Optimizing Filebeat for Reading Only New Text Files
After the Filebeat setup is completed through the MSI, Filebeat takes too long and uses too much CPU for scanning all text files, including older files. We never delete the logs folder after uninstalling the Filebeat MSI. I wonder why it reads the existing text files again, which were already scanned by Filebeat. Could you please advise if there is an option to avoid reading the existing text files and instead read only the new text files
### Tasks
- [ ] https://github.com/elastic/beats/pull/39744
Filebeat, by default, attempts to monitor all files within the specified paths in its configuration, including older files, which can lead to high CPU usage and longer scanning times. To configure Filebeat to read only new text files and avoid re-reading existing files that were already scanned, you can use a combination of configuration options.
Here are some steps and configurations you can apply to optimize Filebeat's performance:
1. Registry File
Filebeat maintains a registry file that keeps track of the state of files it has already read. Ensure that the registry file is not deleted when uninstalling or reinstalling Filebeat. This file is typically located at C:\ProgramData\filebeat\registry\filebeat on Windows.

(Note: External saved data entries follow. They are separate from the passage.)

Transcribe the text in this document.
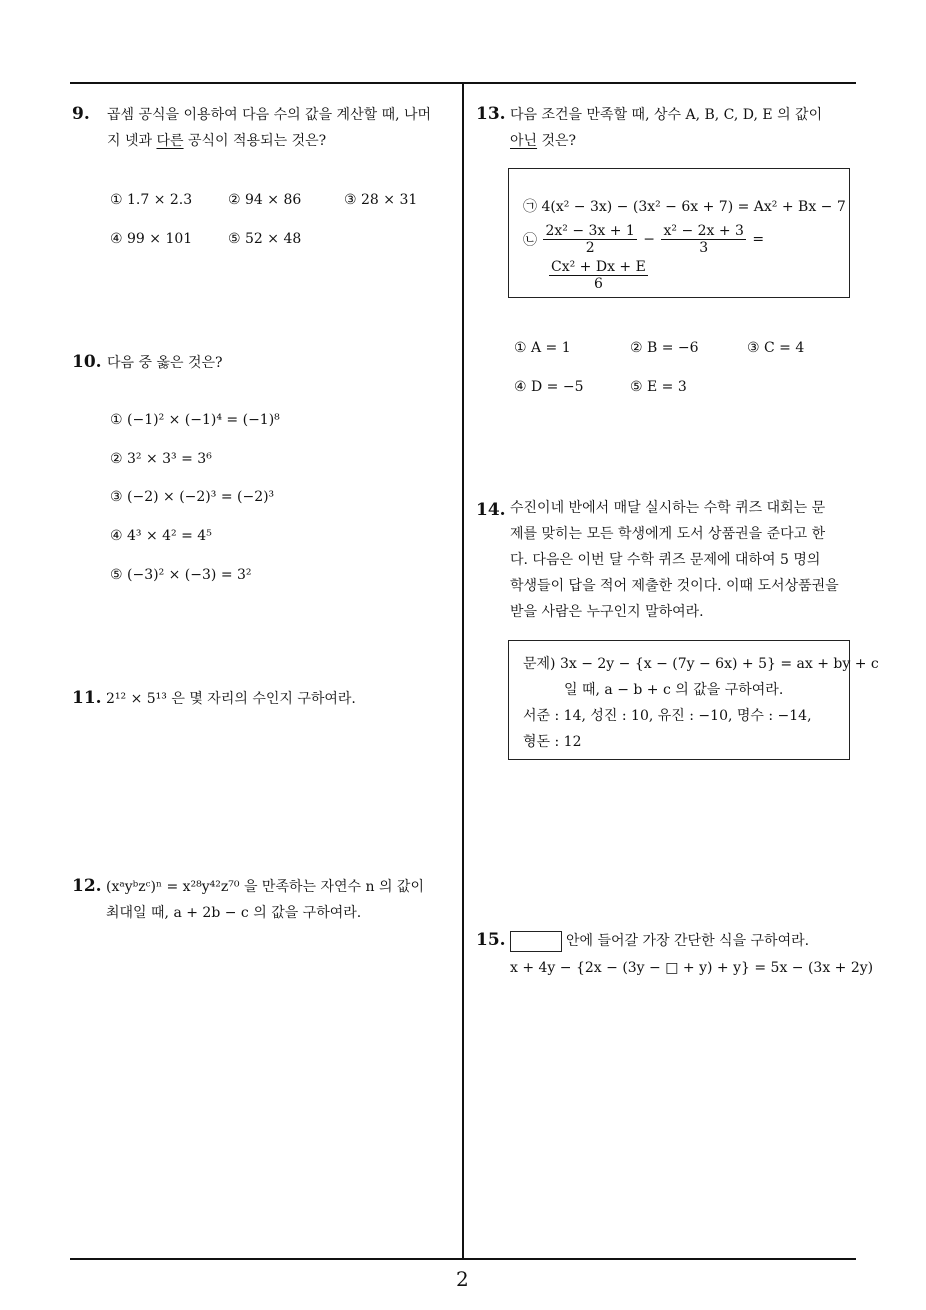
9. 곱셈 공식을 이용하여 다음 수의 값을 계산할 때, 나머
지 넷과 다른 공식이 적용되는 것은?
① 1.7 × 2.3	② 94 × 86	③ 28 × 31
④ 99 × 101	⑤ 52 × 48
10. 다음 중 옳은 것은?
① (−1)² × (−1)⁴ = (−1)⁸
② 3² × 3³ = 3⁶
③ (−2) × (−2)³ = (−2)³
④ 4³ × 4² = 4⁵
⑤ (−3)² × (−3) = 3²
11. 2¹² × 5¹³ 은 몇 자리의 수인지 구하여라.
12. (xᵃyᵇzᶜ)ⁿ = x²⁸y⁴²z⁷⁰ 을 만족하는 자연수 n 의 값이
최대일 때, a + 2b − c 의 값을 구하여라.
13. 다음 조건을 만족할 때, 상수 A, B, C, D, E 의 값이
아닌 것은?
㉠ 4(x² − 3x) − (3x² − 6x + 7) = Ax² + Bx − 7
㉡ $\frac{\text{2x² − 3x + 1}}{2} - \frac{\text{x² − 2x + 3}}{3}$ =
$\frac{\text{Cx² + Dx + E}}{6}$
① A = 1	② B = −6	③ C = 4
④ D = −5	⑤ E = 3
14. 수진이네 반에서 매달 실시하는 수학 퀴즈 대회는 문
제를 맞히는 모든 학생에게 도서 상품권을 준다고 한
다. 다음은 이번 달 수학 퀴즈 문제에 대하여 5 명의
학생들이 답을 적어 제출한 것이다. 이때 도서상품권을
받을 사람은 누구인지 말하여라.
문제) 3x − 2y − {x − (7y − 6x) + 5} = ax + by + c
일 때, a − b + c 의 값을 구하여라.
서준 : 14, 성진 : 10, 유진 : −10, 명수 : −14,
형돈 : 12
15.	안에 들어갈 가장 간단한 식을 구하여라.
x + 4y − {2x − (3y − □ + y) + y} = 5x − (3x + 2y)
2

2. Configure the Prospectors
Adjust your Filebeat configuration to specify file input settings carefully. Here’s an example configuration in the filebeat.yml file to ensure Filebeat focuses on new files:
Example filebeat.yml Configuration:
filebeat.inputs:
- type: log
enabled: true
paths:
- C:\path\to\your\logs\*.log
# Ignore older files
ignore_older: 24h # Adjust the time period according to your needs
# To handle large files, configure scan_frequency and clean_inactive
scan_frequency: 10s # How often to scan for new files
# Clean files older than this time period from the registry
clean_inactive: 48h # Adjust the time period according to your needs
# Ensure that the registry file is kept
filebeat.registry.path: "C:/ProgramData/filebeat/registry"
3. Ignore Older Files
The ignore_older setting ensures that Filebeat ignores files older than the specified duration. This helps reduce the load by preventing Filebeat from scanning and processing old log files.
4. Scan Frequency
The scan_frequency setting controls how often Filebeat scans for new files. Reducing the scan frequency can also help decrease CPU usage.
5. Clean Inactive Files
The clean_inactive setting removes state entries from the registry file for files that are older than the specified duration. This ensures that the registry file does not grow indefinitely and helps Filebeat focus on new files.
6. Delete Older Log Files
Regularly clean up old log files from the directory if they are no longer needed. This helps in reducing the number of files Filebeat needs to scan.
7. Filebeat Modules
If applicable, consider using Filebeat modules designed for specific log types. Modules are preconfigured to handle specific log formats and can optimize performance for those types of logs.
Implementation Steps:
- Edit the Configuration File: Open the
filebeat.ymlconfiguration file located in the Filebeat installation directory. - Modify Settings: Apply the settings as shown in the example above.
- Restart Filebeat: After modifying the configuration, restart the Filebeat service to apply the changes.
# Restart Filebeat on Windows
Restart-Service filebeat
Troubleshooting:
- Verify Registry File: Ensure the registry file is maintained across Filebeat installations.
- Check Logs: Monitor Filebeat logs to ensure it’s ignoring older files and only reading new files as configured.
- Resource Monitoring: Use Windows Task Manager or similar tools to monitor CPU usage and ensure the configuration changes are effective.
By applying these configurations and practices, you can optimize Filebeat to read only new text files and reduce CPU usage, thereby improving overall performance.
Pinging @elastic/elastic-agent-data-plane (Team:Elastic-Agent-Data-Plane)
Closing as an answer has been provided.